Sorotan Komisi Tinggi HAM PBB Soal Dugaan Pelanggaran HAM Berat di Papua Perlu Dijawab dengan Data Faktual
Komisi Tinggi HAM PBB menyoroti dugaan pelanggaran HAM terhadap penduduk asli Papua. Di sisi lain, pemerintah menyayangkan pengabaian atas data dan informasi klarifikasi yang disampaikan perwakilan RI di Geneva, Swiss.
Oleh
DIAN DEWI PURNAMASARI
·6 menit baca
JAKARTA, KOMPAS — Komisi Tinggi Hak Asasi Manusia Perserikatan Bangsa-Bangsa (PBB) menyatakan keprihatinan serius terhadap situasi HAM yang dinilai memburuk di Papua dan Papua Barat sejak 2021. Mereka meminta Pemerintah Indonesia segera menjawab pertanyaan dan mengatasi situasi tersebut. Adapun Komisi Nasional Hak Asasi Manusia (Komnas HAM) berharap pemerintah menjawab seruan internasional itu dengan data faktual.
Melalui siaran pers, Komisi Tinggi Hak Asasi Manusia PBB (United Nations Human Rights Office of The High Commisioner), Selasa (1/3/2021), menyatakan, dari data yang diterima komisi tinggi itu, ada dugaan pelanggaran HAM mengejutkan terhadap penduduk asli Papua. Dugaan pelanggaran HAM itu di antaranya pembunuhan anak, penghilangan, penyiksaan, dan pemindahan massal orang.
Komisi Tinggi HAM PBB juga menyerukan agar pemerintah membuka akses kemanusiaan ke wilayah terdampak.
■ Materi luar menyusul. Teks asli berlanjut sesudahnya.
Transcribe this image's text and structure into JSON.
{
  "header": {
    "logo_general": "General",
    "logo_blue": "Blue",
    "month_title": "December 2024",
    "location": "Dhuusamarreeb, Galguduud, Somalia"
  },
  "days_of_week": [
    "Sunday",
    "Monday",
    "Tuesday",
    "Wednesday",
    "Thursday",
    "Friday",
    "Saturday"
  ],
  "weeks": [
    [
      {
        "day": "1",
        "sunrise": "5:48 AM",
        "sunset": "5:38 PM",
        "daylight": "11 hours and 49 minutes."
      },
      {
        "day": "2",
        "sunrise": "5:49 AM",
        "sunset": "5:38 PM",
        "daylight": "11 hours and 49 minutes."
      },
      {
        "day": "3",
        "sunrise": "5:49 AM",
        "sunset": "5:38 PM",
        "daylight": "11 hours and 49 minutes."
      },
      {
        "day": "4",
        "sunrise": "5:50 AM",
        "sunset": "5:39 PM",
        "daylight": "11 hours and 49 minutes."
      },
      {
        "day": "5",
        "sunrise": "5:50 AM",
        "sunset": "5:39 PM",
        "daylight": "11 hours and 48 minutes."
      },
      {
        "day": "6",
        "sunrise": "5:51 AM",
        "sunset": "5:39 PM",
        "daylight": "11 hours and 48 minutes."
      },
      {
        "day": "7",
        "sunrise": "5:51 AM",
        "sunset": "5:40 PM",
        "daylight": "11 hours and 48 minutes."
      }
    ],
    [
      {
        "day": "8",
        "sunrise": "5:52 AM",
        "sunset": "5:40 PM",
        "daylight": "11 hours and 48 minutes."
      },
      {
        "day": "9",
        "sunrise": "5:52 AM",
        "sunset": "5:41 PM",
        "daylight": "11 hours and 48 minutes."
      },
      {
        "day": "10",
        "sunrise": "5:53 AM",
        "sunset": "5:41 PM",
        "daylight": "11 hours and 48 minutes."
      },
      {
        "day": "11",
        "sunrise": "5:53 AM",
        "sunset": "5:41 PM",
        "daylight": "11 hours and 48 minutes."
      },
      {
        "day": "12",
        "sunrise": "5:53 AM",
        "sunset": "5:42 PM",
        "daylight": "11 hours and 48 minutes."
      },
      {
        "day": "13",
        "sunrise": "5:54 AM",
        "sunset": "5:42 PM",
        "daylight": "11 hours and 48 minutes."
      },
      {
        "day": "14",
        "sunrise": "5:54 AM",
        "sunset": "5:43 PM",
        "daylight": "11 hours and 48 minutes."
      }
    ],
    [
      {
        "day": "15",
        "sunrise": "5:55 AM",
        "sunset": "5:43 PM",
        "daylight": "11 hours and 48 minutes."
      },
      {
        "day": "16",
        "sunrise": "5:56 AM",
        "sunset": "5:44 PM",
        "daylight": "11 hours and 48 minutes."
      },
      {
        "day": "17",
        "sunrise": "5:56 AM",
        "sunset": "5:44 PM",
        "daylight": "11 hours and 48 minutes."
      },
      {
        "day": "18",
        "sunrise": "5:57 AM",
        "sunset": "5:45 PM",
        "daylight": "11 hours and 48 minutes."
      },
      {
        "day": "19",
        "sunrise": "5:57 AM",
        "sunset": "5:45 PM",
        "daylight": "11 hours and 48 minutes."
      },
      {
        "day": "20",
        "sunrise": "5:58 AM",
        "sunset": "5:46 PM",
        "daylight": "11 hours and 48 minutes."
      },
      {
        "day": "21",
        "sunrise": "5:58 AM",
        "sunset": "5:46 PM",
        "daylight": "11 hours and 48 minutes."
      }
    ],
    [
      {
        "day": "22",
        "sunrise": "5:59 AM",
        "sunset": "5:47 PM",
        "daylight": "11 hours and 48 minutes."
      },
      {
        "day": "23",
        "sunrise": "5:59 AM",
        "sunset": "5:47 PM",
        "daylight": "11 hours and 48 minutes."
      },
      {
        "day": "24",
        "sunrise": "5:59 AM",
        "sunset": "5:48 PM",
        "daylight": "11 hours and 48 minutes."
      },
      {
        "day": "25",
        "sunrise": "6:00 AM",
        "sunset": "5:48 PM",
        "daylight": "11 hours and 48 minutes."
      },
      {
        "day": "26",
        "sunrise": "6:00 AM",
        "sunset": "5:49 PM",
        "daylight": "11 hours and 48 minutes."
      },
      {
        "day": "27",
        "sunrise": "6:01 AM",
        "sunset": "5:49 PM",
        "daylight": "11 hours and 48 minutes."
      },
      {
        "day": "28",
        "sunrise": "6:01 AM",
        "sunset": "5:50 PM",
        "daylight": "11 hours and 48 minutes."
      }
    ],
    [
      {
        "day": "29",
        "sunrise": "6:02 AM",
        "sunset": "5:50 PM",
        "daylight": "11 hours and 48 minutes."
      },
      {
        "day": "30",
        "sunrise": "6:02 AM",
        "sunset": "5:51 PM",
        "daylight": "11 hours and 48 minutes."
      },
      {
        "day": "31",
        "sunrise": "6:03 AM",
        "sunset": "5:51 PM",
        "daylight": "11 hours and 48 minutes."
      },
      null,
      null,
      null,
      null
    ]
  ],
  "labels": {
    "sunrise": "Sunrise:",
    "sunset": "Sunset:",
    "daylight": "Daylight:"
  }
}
Selain itu, pemerintah juga diminta untuk melakukan penyelidikan penuh dan independen terhadap dugaan pelanggaran HAM terhadap masyarakat adat Papua.
”Antara April dan November 2021, kami telah menerima laporan dugaan yang menunjukkan kasus pembunuhan di luar hukum, termasuk anak-anak kecil, penghilangan paksa, penyiksaan, dan perlakuan tidak manusiawi serta pemindahan paksa setidaknya 5.000 penduduk asli Papua oleh pasukan keamanan,” seperti dikutip di siaran resmi Komisi Tinggi HAM PBB, Selasa.
Para ahli di Komisi Tinggi HAM PBB juga menyoroti jumlah pengungsi yang meningkat sejak eskalasi kekerasan pada Desember 2018. Dari data yang mereka terima, pengungsi di Papua dan Papua Barat mencapai 60.000-100.000 orang. Mayoritas pengungsi itu belum bisa kembali ke rumah mereka karena kehadiran pasukan keamanan yang ketat dan bentrokan bersenjata yang terus berlangsung di daerah konflik. Beberapa pengungsi juga tinggal di tempat penampungan sementara atau tinggal bersama kerabat. Ribuan penduduk desa yang mengungsi itu juga melarikan diri ke hutan tanpa akses makanan, perawatan kesehatan, dan fasilitas pendidikan.
Menurut Komisi Tinggi PBB itu, akses bantuan kemanusiaan di daerah konflik juga terbatas. Akibatnya, terjadi malnutrisi di sejumlah daerah karena kurangnya akses makanan dan layanan yang memadai dan tepat waktu. Menurut komisi, Pemerintah Indonesia harus segera mencari solusi atas akses kemanusiaan untuk membantu pengungsi tersebut. Komisi juga sudah menulis surat kepada Pemerintah Indonesia sejak 2018.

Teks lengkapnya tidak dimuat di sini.